Clonal haematopoiesis without identified genetic drivers: insights from analyses of 407,512 individuals

Clonal haematopoiesis (CH) becomes ubiquitous as humans age. The role of somatic driver mutations in its development has been studied widely, but little is known about CH without identified genetic drivers, also known as "CH with unknown drivers" (CH-UD). A fundamental unresolved question is whether CH-UD is driven by undiscovered somatic genetic drivers or by other cell-heritable traits. Here, to investigate this, we develop a new machine learning classifier to improve CH-UD detection from whole-genome sequencing data. After excluding 77,885 individuals with previously documented driver CH or mosaic chromosomal alterations (mCA), we applied our classifier to 407,512 UK Biobank participants and identified 26,963 (6.6%) with CH-UD. A genome-wide association study (GWAS) of common germline variants identified 31 polymorphic loci associated with predisposition to CH-UD. Of these, 25 were associated with other forms of CH at genome-wide significance. Linkage Disequilibrium Score Regression analyses revealed an unexpectedly high genetic correlation (rg=0.794) between CH-UD and non-DNMT3A driver CH, indicative of a remarkable overlap between the genetic aetiologies of the two phenomena. Analysis of 2,941 plasma protein measurements in 47,757 individuals revealed that TCL1A was the most significantly elevated plasma protein in CH-UD, mirroring the finding that the TCL1A locus was in the top two most significant associations of CH-UD GWAS and TET2-CH and ASXL1-CH GWAS, the two most common forms of non-DNMT3A-CH. Furthermore, TCL1A plasma levels rose steadily with age even in those without detectable CH, particularly among carriers of the common TCL1A risk variant (rs2887399-G), potentially via stochastic promoter demethylation as described in TET2-CH and ASXL1-CH. Phenome-wide association analysis of 13,225 binary and 1,682 quantitative traits revealed that, similarly to non-DNMT3A-CH, CH-UD was significantly associated with several malignant (haematological and solid organ) and non-malignant (including cardiovascular and renal) diseases.
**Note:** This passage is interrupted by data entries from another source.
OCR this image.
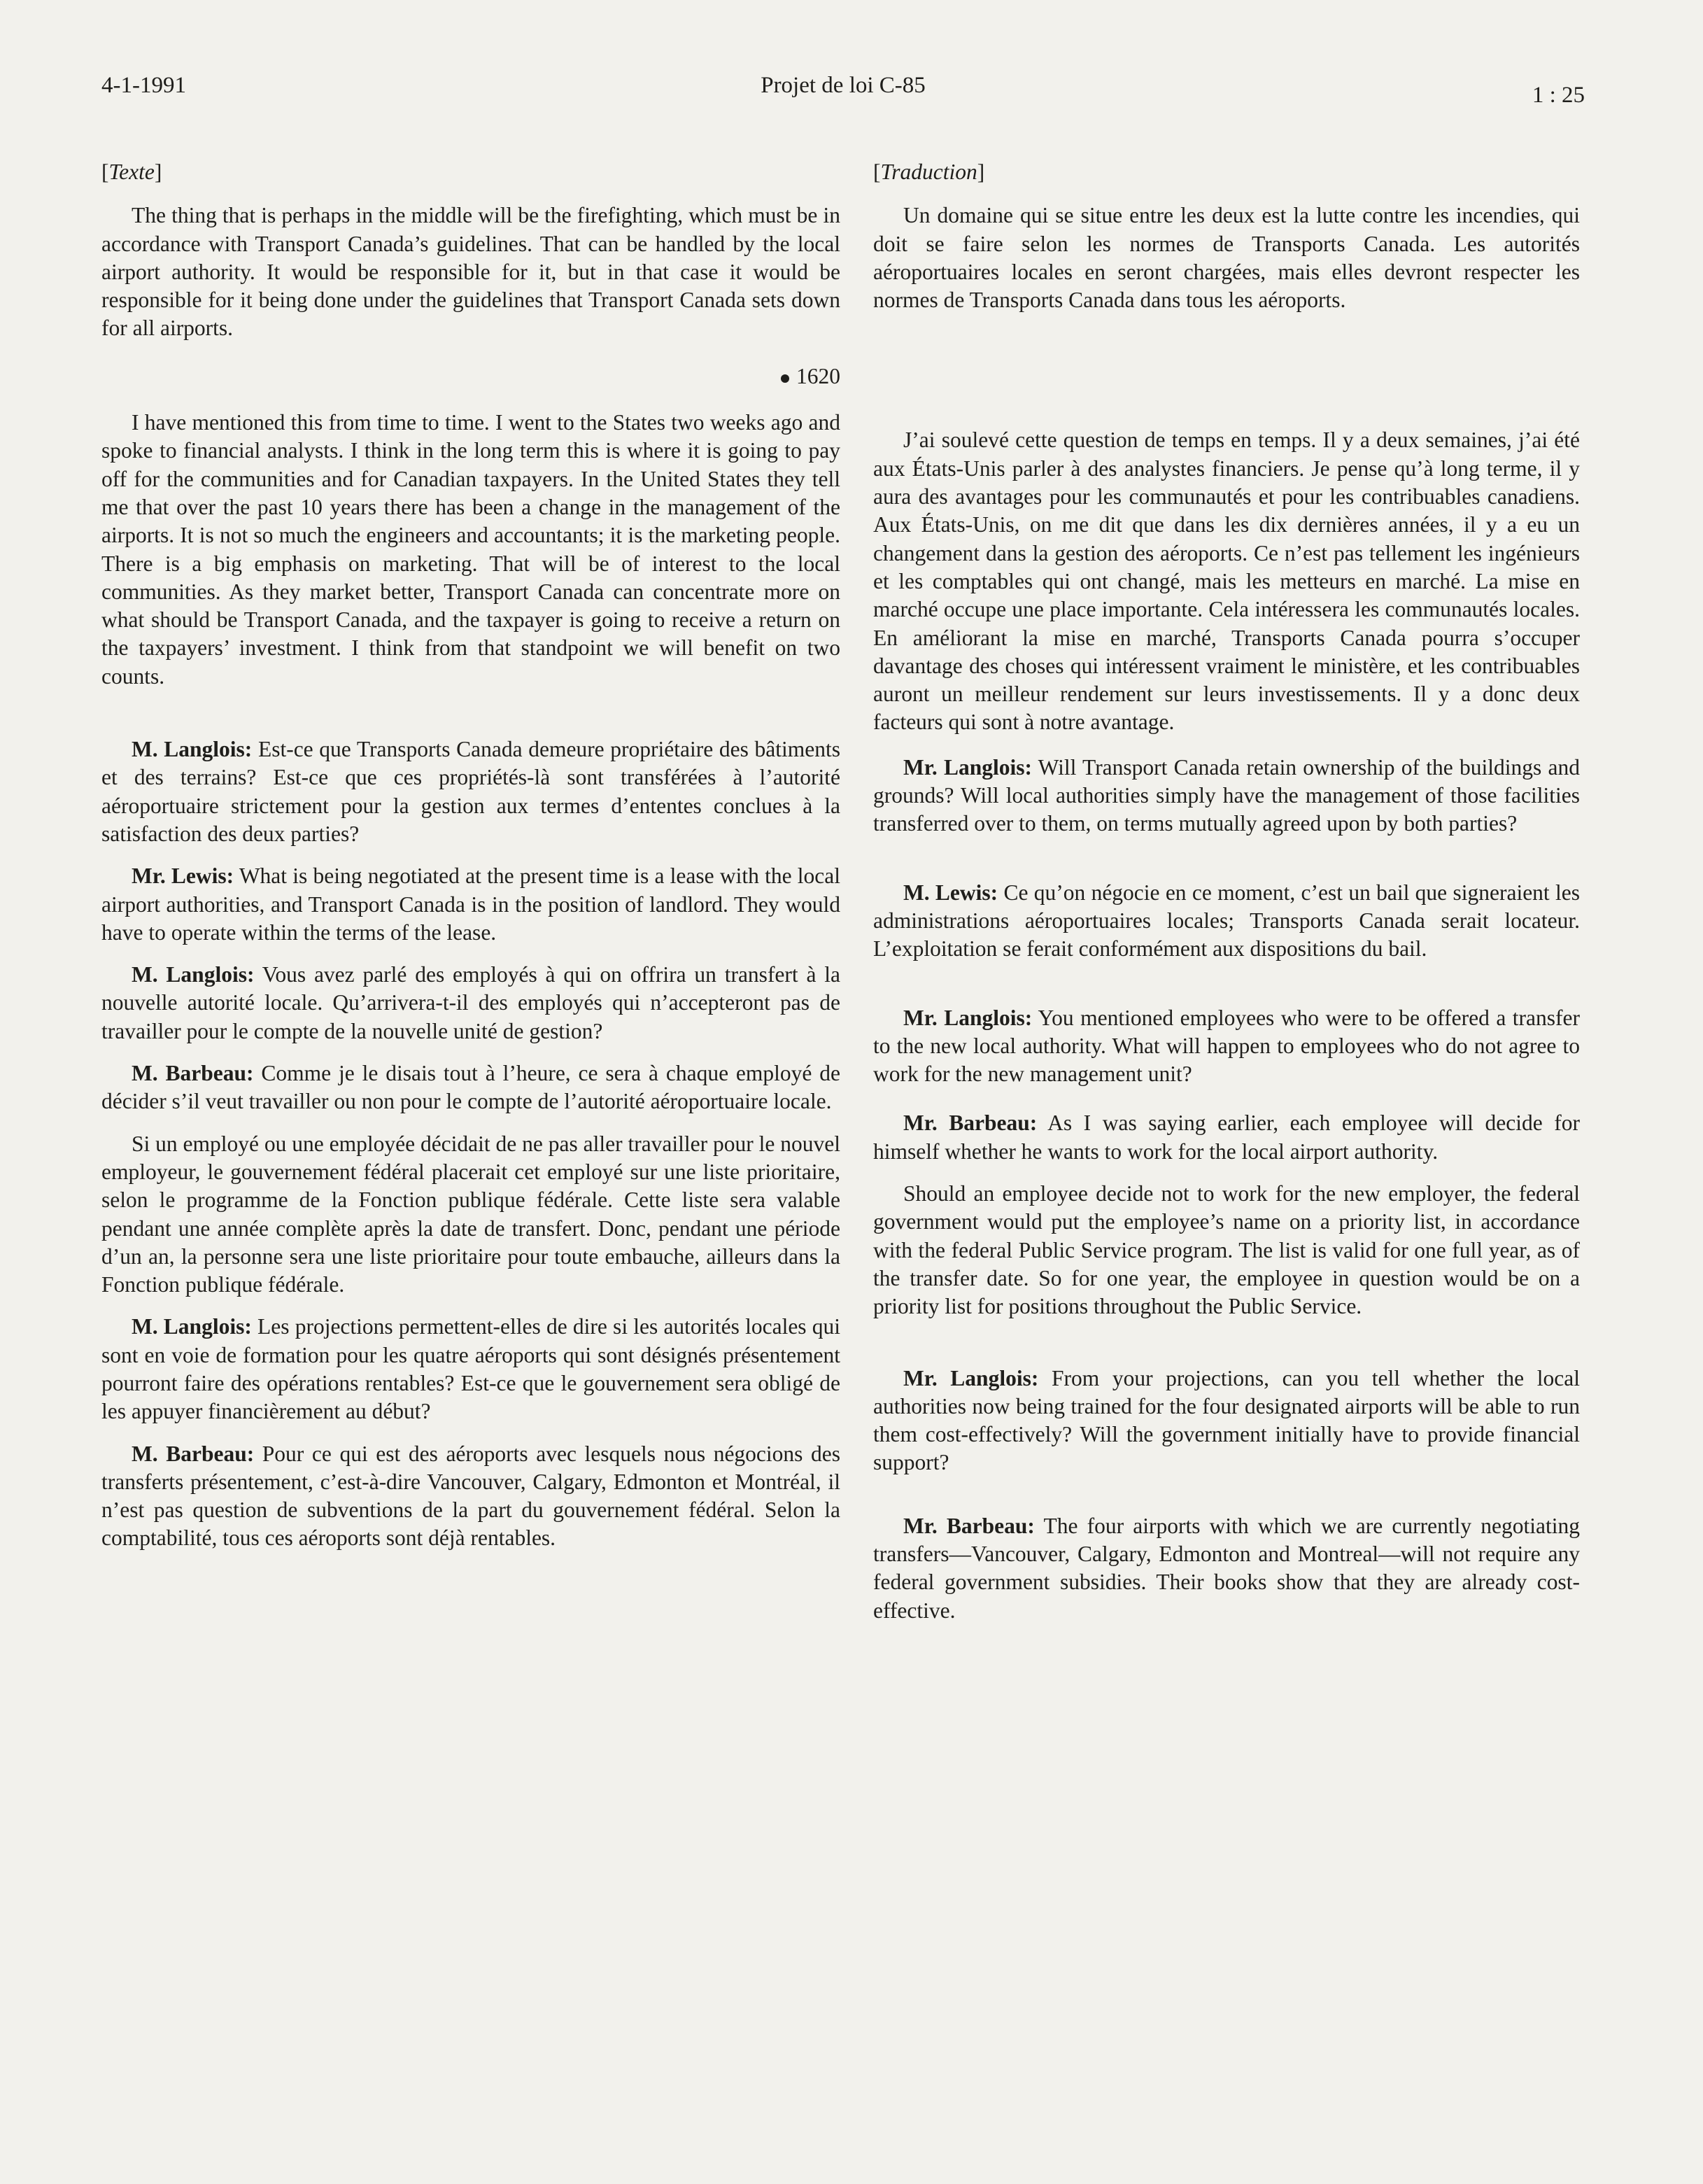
4-1-1991	Projet de loi C-85	1 : 25
[Texte]

The thing that is perhaps in the middle will be the firefighting, which must be in accordance with Transport Canada’s guidelines. That can be handled by the local airport authority. It would be responsible for it, but in that case it would be responsible for it being done under the guidelines that Transport Canada sets down for all airports.

1620

I have mentioned this from time to time. I went to the States two weeks ago and spoke to financial analysts. I think in the long term this is where it is going to pay off for the communities and for Canadian taxpayers. In the United States they tell me that over the past 10 years there has been a change in the management of the airports. It is not so much the engineers and accountants; it is the marketing people. There is a big emphasis on marketing. That will be of interest to the local communities. As they market better, Transport Canada can concentrate more on what should be Transport Canada, and the taxpayer is going to receive a return on the taxpayers’ investment. I think from that standpoint we will benefit on two counts.

M. Langlois: Est-ce que Transports Canada demeure propriétaire des bâtiments et des terrains? Est-ce que ces propriétés-là sont transférées à l’autorité aéroportuaire strictement pour la gestion aux termes d’ententes conclues à la satisfaction des deux parties?

Mr. Lewis: What is being negotiated at the present time is a lease with the local airport authorities, and Transport Canada is in the position of landlord. They would have to operate within the terms of the lease.

M. Langlois: Vous avez parlé des employés à qui on offrira un transfert à la nouvelle autorité locale. Qu’arrivera-t-il des employés qui n’accepteront pas de travailler pour le compte de la nouvelle unité de gestion?

M. Barbeau: Comme je le disais tout à l’heure, ce sera à chaque employé de décider s’il veut travailler ou non pour le compte de l’autorité aéroportuaire locale.

Si un employé ou une employée décidait de ne pas aller travailler pour le nouvel employeur, le gouvernement fédéral placerait cet employé sur une liste prioritaire, selon le programme de la Fonction publique fédérale. Cette liste sera valable pendant une année complète après la date de transfert. Donc, pendant une période d’un an, la personne sera une liste prioritaire pour toute embauche, ailleurs dans la Fonction publique fédérale.

M. Langlois: Les projections permettent-elles de dire si les autorités locales qui sont en voie de formation pour les quatre aéroports qui sont désignés présentement pourront faire des opérations rentables? Est-ce que le gouvernement sera obligé de les appuyer financièrement au début?

M. Barbeau: Pour ce qui est des aéroports avec lesquels nous négocions des transferts présentement, c’est-à-dire Vancouver, Calgary, Edmonton et Montréal, il n’est pas question de subventions de la part du gouvernement fédéral. Selon la comptabilité, tous ces aéroports sont déjà rentables.

[Traduction]

Un domaine qui se situe entre les deux est la lutte contre les incendies, qui doit se faire selon les normes de Transports Canada. Les autorités aéroportuaires locales en seront chargées, mais elles devront respecter les normes de Transports Canada dans tous les aéroports.

J’ai soulevé cette question de temps en temps. Il y a deux semaines, j’ai été aux États-Unis parler à des analystes financiers. Je pense qu’à long terme, il y aura des avantages pour les communautés et pour les contribuables canadiens. Aux États-Unis, on me dit que dans les dix dernières années, il y a eu un changement dans la gestion des aéroports. Ce n’est pas tellement les ingénieurs et les comptables qui ont changé, mais les metteurs en marché. La mise en marché occupe une place importante. Cela intéressera les communautés locales. En améliorant la mise en marché, Transports Canada pourra s’occuper davantage des choses qui intéressent vraiment le ministère, et les contribuables auront un meilleur rendement sur leurs investissements. Il y a donc deux facteurs qui sont à notre avantage.

Mr. Langlois: Will Transport Canada retain ownership of the buildings and grounds? Will local authorities simply have the management of those facilities transferred over to them, on terms mutually agreed upon by both parties?

M. Lewis: Ce qu’on négocie en ce moment, c’est un bail que signeraient les administrations aéroportuaires locales; Transports Canada serait locateur. L’exploitation se ferait conformément aux dispositions du bail.

Mr. Langlois: You mentioned employees who were to be offered a transfer to the new local authority. What will happen to employees who do not agree to work for the new management unit?

Mr. Barbeau: As I was saying earlier, each employee will decide for himself whether he wants to work for the local airport authority.

Should an employee decide not to work for the new employer, the federal government would put the employee’s name on a priority list, in accordance with the federal Public Service program. The list is valid for one full year, as of the transfer date. So for one year, the employee in question would be on a priority list for positions throughout the Public Service.

Mr. Langlois: From your projections, can you tell whether the local authorities now being trained for the four designated airports will be able to run them cost-effectively? Will the government initially have to provide financial support?

Mr. Barbeau: The four airports with which we are currently negotiating transfers—Vancouver, Calgary, Edmonton and Montreal—will not require any federal government subsidies. Their books show that they are already cost-effective.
Our findings reveal striking genetic and phenotypic similarities between CH-UD and non-DNMT3A driver CH, including a strong dependence on TCL1A, a protein recently found to inhibit DNA methylation. Collectively, these observations propose that CH-UD develops through selection acting on ageing-associated epigenetic changes that mirror those of non-DNMT3A-CH, but without the need for somatic genetic drivers.